Installation is a drag-and-drop process. You then authorize the plug on each machine using the included Authorization application. This is where you enter your serial number and tell Wormhole the numeric IP address of each machine you want to access, and give each machine a name. It’s a sort of manual DNS. You’ll want to use a low-latency driver in Windows — ASIO was perfect, and WDM worked okay for me, but Sound Mapper stunk.
Once installed, you just load the VST plug into your editors. I used it with Samplitude, Vegas, and Sound Forge on the PC, and with Pro Tools (with a VST wrapper) and Nuendo on the Mac. You can also use it with standalone VST effects hosts like Spin Audio’s VSTDX Wrapper (www.spinaudio.com), which will let you set up a virtual effects rack on a dedicated PC, with Wormhole handling the audio I/O.
CONNECTING
First step is to set up a send machine, which in my case was Nuendo on the Mac. Hitting the Audio Thru button lets you hear the audio as it comes into the plug-in. You begin sending audio with the Sender button, choose an available channel (the number depends on your network speed), and switch on the receiver with its dedicated button. Choose an available receive computer from the little drop down (from the list you authorized earlier), and a channel on which to receive. This will give you a two-way conversation.
Set up your receiving machine the same way, which for me was several VST effects in the VSTDX Wrapper application. It takes a few seconds for both machines to find each other on the network, but once they do you’re up and running. The only other thing to do is play with the buffer settings — if the audio sounds crackly, you’ll want to increase the buffer size. Remember, this helps give the network extra time to get all the packets there and in order.
There are some elements of Wormhole that can make it appear to be a work-in-progress. I occasionally had to hit the send or receive button several times to get the machines to see one another and start the conversation. Once started however, it was quite stable.
LATENCY
Yeah, there’s some of that. ApulSoft claims latency (the delay time between send and receive machines) to be around 2 milliseconds. My experience was somewhat worse than that, but never more than about 25 milliseconds.
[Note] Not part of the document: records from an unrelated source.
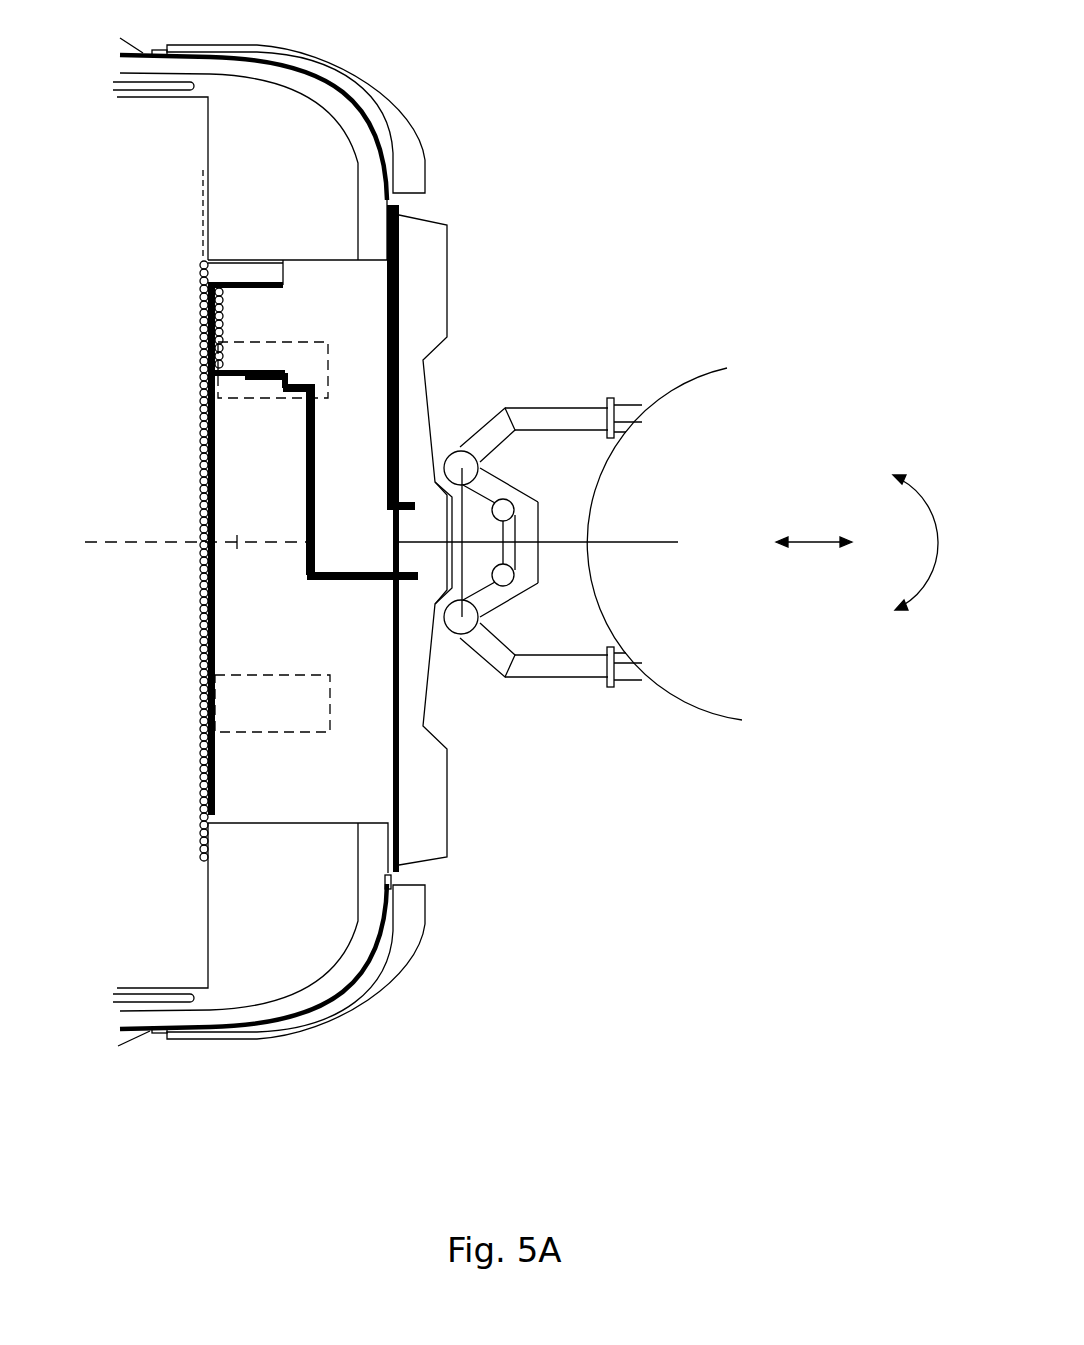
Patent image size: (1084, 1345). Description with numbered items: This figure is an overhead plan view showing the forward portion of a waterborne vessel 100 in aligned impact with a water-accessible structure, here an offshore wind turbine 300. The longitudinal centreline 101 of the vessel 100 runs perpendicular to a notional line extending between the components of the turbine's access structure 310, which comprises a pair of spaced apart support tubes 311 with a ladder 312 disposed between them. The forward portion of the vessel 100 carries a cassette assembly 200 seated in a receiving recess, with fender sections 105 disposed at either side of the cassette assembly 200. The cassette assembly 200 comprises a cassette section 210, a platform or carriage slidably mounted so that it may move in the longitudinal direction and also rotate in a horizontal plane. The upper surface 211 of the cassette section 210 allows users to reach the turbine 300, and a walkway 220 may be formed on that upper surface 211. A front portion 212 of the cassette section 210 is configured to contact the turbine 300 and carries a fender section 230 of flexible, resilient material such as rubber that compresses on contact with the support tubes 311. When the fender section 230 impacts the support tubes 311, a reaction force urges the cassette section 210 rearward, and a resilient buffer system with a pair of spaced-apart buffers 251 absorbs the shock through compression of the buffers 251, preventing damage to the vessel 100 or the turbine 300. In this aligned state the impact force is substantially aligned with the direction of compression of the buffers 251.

The waterborne vessel 100 is at (478, 200).
The fender sections 105 is at (393, 118).
The longitudinal centreline 101 is at (648, 543).
The cassette assembly 200 is at (497, 884).
The cassette section 210 is at (407, 873).
The upper surface 211 is at (287, 778).
The front portion 212 is at (392, 812).
The walkway 220 is at (348, 485).
The fender section 230 is at (413, 710).
The buffers 251 is at (250, 352).
The offshore wind turbine 300 is at (722, 472).
The access structure 310 is at (702, 323).
The support tubes 311 is at (490, 428).
The ladder 312 is at (537, 578).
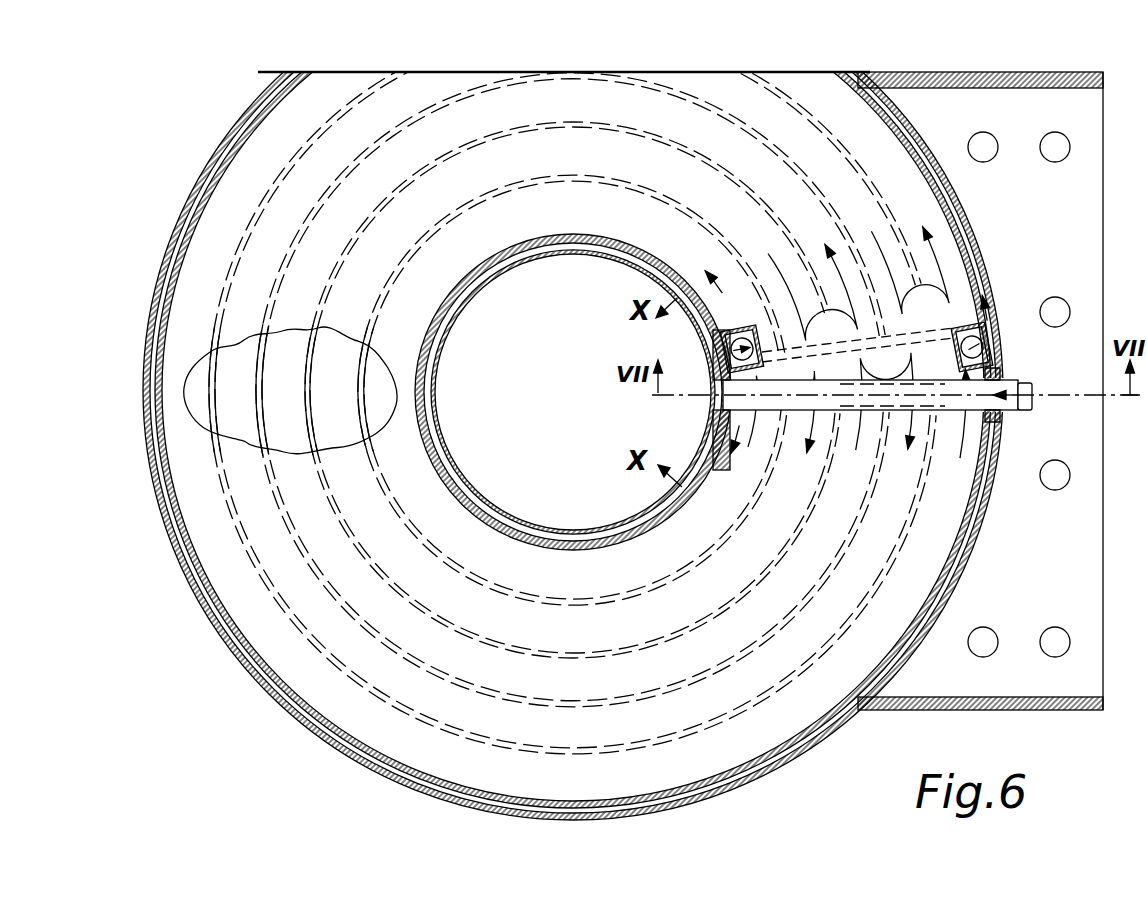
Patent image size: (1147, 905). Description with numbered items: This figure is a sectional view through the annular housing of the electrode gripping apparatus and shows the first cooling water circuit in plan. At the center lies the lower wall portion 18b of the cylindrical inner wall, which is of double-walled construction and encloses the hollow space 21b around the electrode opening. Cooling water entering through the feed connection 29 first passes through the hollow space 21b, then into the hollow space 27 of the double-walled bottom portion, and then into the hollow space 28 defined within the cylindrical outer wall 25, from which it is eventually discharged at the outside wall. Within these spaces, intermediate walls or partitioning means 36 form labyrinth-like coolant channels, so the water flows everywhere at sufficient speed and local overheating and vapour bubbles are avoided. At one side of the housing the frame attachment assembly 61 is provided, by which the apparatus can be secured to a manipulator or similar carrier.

The cylindrical outer wall 25 is at (212, 158).
The hollow space 27 is at (238, 360).
The hollow space 28 is at (148, 397).
The partitioning means 36 is at (262, 424).
The hollow space 21b is at (432, 384).
The lower wall portion of the inner wall 18b is at (478, 503).
The feed connection 29 is at (1026, 412).
The frame attachment assembly 61 is at (1083, 212).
Hey, we’re using this mostly for effects, so it was never a real problem for me — I just recorded the effect to a separate track and moved it a bit to compensate.
The other variable that can give you less-than-stellar results is your network. Along the way I replaced a 100 Base-T switch in my room with a gigabit switch, and bought a new network card for the PC. The Macs have gigabit, so they were fine. These upgrades reduced the latency substantially, and in the end it was very workable. And wireless is really great fun, even if the latency gets higher when working without wires.
Wormhole is available by download only, and costs 20 Euros, which today is $26.68 in American dollars. That buys you a license for both the PC and Mac, and you can use that copy on as many computers as you own. It’s a freakin’ bargain, especially when compared to the cost of a reasonably good sound card. I’ve been playing with an alpha of version 2 (which adds several new things including latency adjustments and measurements), but I’ve been using version 1 for several months with pretty good results. It’s a winner with effects, that’s for sure.
GET THE DEMO
There’s a free demo version that is definitely worth checking out. Even if it’s not perfect, Wormhole is an inexpensive plug that bears watching — how about one really nice audio interface for your entire studio, with several computers running mondo mega effects and sound loops into the main computer, all with just those skinny little Ethernet cables? I don’t know about you, but I do like it.